I continue to cry for close to two hours, reenacting the shower scene from “The Big Chill,” when Glenn Close finally weeps over Kevin Costner’s suicide. That reference is as old and as lame as the way I felt in that moment just to hammer home the point. It is ugly and loud and immature and guttural like a toddler tantrum at Target. Every time I think I am finished with my fit the fucking coat pops back into my mind and the tears come harder and heavier.
Finally, after punching the shampoo a few more times and screaming at the ceiling I begin to calm down realizing that the only thing I could possibly get out of this is a migraine headache and vocal nodes. At best, I now sound look and sound like Harvey Fierstein with a hangover.

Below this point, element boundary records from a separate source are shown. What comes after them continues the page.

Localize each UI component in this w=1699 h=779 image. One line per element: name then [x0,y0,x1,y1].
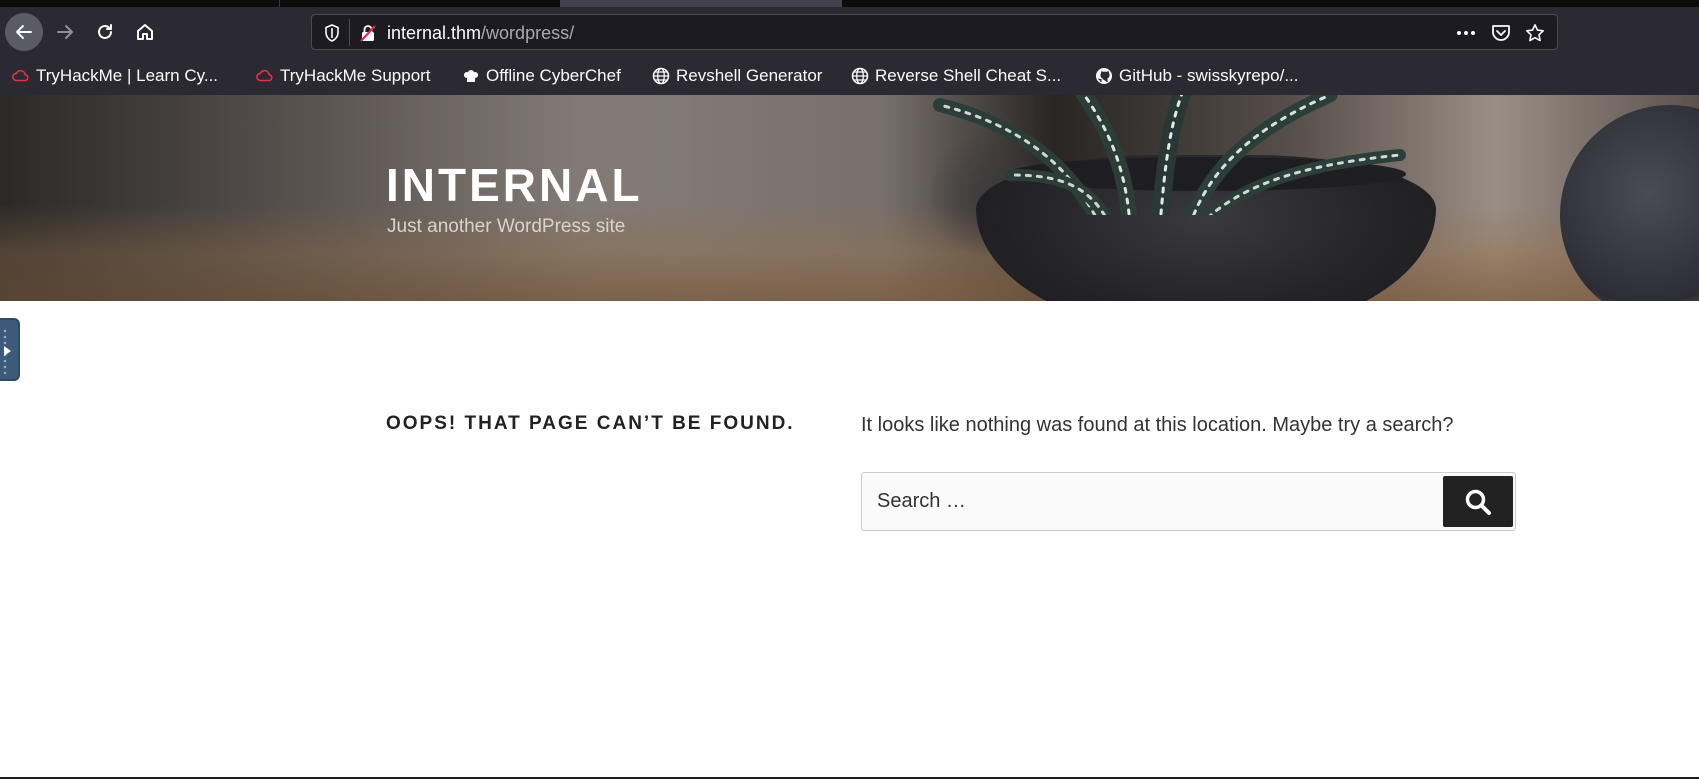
address-bar[interactable]: internal.thm/wordpress/ [311,14,1558,50]
bookmark-revshell-generator[interactable]: Revshell Generator [652,64,822,88]
back-button[interactable] [5,13,43,51]
url-host: internal.thm [387,23,482,43]
tab-strip [0,0,1699,7]
page-title: Oops! That page can’t be found. [386,413,795,434]
insecure-lock-icon[interactable] [356,21,380,45]
pocket-icon[interactable] [1489,21,1513,45]
bookmarks-toolbar: TryHackMe | Learn Cy... TryHackMe Suppor… [0,57,1699,95]
header-shade [0,95,1699,301]
bookmark-github-swisskyrepo[interactable]: GitHub - swisskyrepo/... [1095,64,1299,88]
bookmark-tryhackme-support[interactable]: TryHackMe Support [256,64,431,88]
bookmark-label: TryHackMe Support [280,66,431,85]
bookmark-label: TryHackMe | Learn Cy... [36,66,219,85]
bookmark-tryhackme-learn[interactable]: TryHackMe | Learn Cy... [12,64,218,88]
url-text[interactable]: internal.thm/wordpress/ [387,23,574,44]
bookmark-star-icon[interactable] [1523,21,1547,45]
globe-icon [652,67,670,85]
page-actions-icon[interactable] [1454,21,1478,45]
reload-button[interactable] [86,13,124,51]
arrow-right-icon [57,25,73,39]
expand-arrow-icon [4,346,11,356]
site-description: Just another WordPress site [387,216,626,237]
site-title[interactable]: Internal [386,158,643,212]
search-form [861,472,1516,531]
github-icon [1095,67,1113,85]
navigation-toolbar: internal.thm/wordpress/ [0,7,1699,57]
urlbar-separator [349,19,350,46]
not-found-message: It looks like nothing was found at this … [861,414,1454,436]
home-icon [137,24,153,40]
tab-active[interactable] [560,0,842,7]
forward-button[interactable] [46,13,84,51]
url-path: /wordpress/ [481,23,575,43]
tab-separator [279,0,280,7]
bookmark-label: GitHub - swisskyrepo/... [1119,66,1299,85]
site-header: Internal Just another WordPress site [0,95,1699,301]
home-button[interactable] [126,13,164,51]
chef-hat-icon [462,67,480,85]
reload-icon [98,24,112,39]
bookmark-label: Offline CyberChef [486,66,621,85]
globe-icon [851,67,869,85]
bookmark-label: Revshell Generator [676,66,823,85]
tracking-protection-icon[interactable] [320,21,344,45]
bookmark-label: Reverse Shell Cheat S... [875,66,1062,85]
search-icon [1465,489,1491,515]
tryhackme-cloud-icon [12,67,30,85]
search-input[interactable] [861,472,1516,531]
search-button[interactable] [1443,476,1513,527]
sidebar-toggle-tab[interactable] [0,318,20,381]
bookmark-reverse-shell-cheat-sheet[interactable]: Reverse Shell Cheat S... [851,64,1061,88]
web-page: Internal Just another WordPress site Oop… [0,95,1699,777]
arrow-left-icon [16,25,32,39]
tryhackme-cloud-icon [256,67,274,85]
bookmark-offline-cyberchef[interactable]: Offline CyberChef [462,64,621,88]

It is two weeks later and I have survived. We spent more than $600 and a forty-hour workweek cleaning and cursing. Pet Rock and Gabe both had a hipster barber shave their heads and now look like badass twins at a Portland artisanal mayonnaise co-op. We won our third baseball game against a coach who is as sexist and unpleasant as King Henry VIII and are now tied for first place. My best friend from high school sent me a fancy box of chocolates to help me eat my problems away and shit, my issues are delicious!
My days are still spent being diligent about shampooing, laundry, and hair picking and yes, I have been wearing the same daily washed outfit for thirteen days straight. But it makes me feel less itchy and oddly in control. My ass has healed, I am no longer in need of momma’s little helpers and I am sleeping like a rock once again. My marriage somehow survived, my husband speaks to me and my writing is slowing and painfully crawling back into the middle of the road.
The icing on this dirty, little cupcake is that after following my neighbor’s advice, I returned the coat with the receipt, told the whole truth about our lice invasion and the store manager, having just gotten lice herself, ordered me a brand new, black, knee-length, down beauty with a furry face frame which should arrive any day now.
Sometimes it pays to cry out loud, speak some truth and play ball.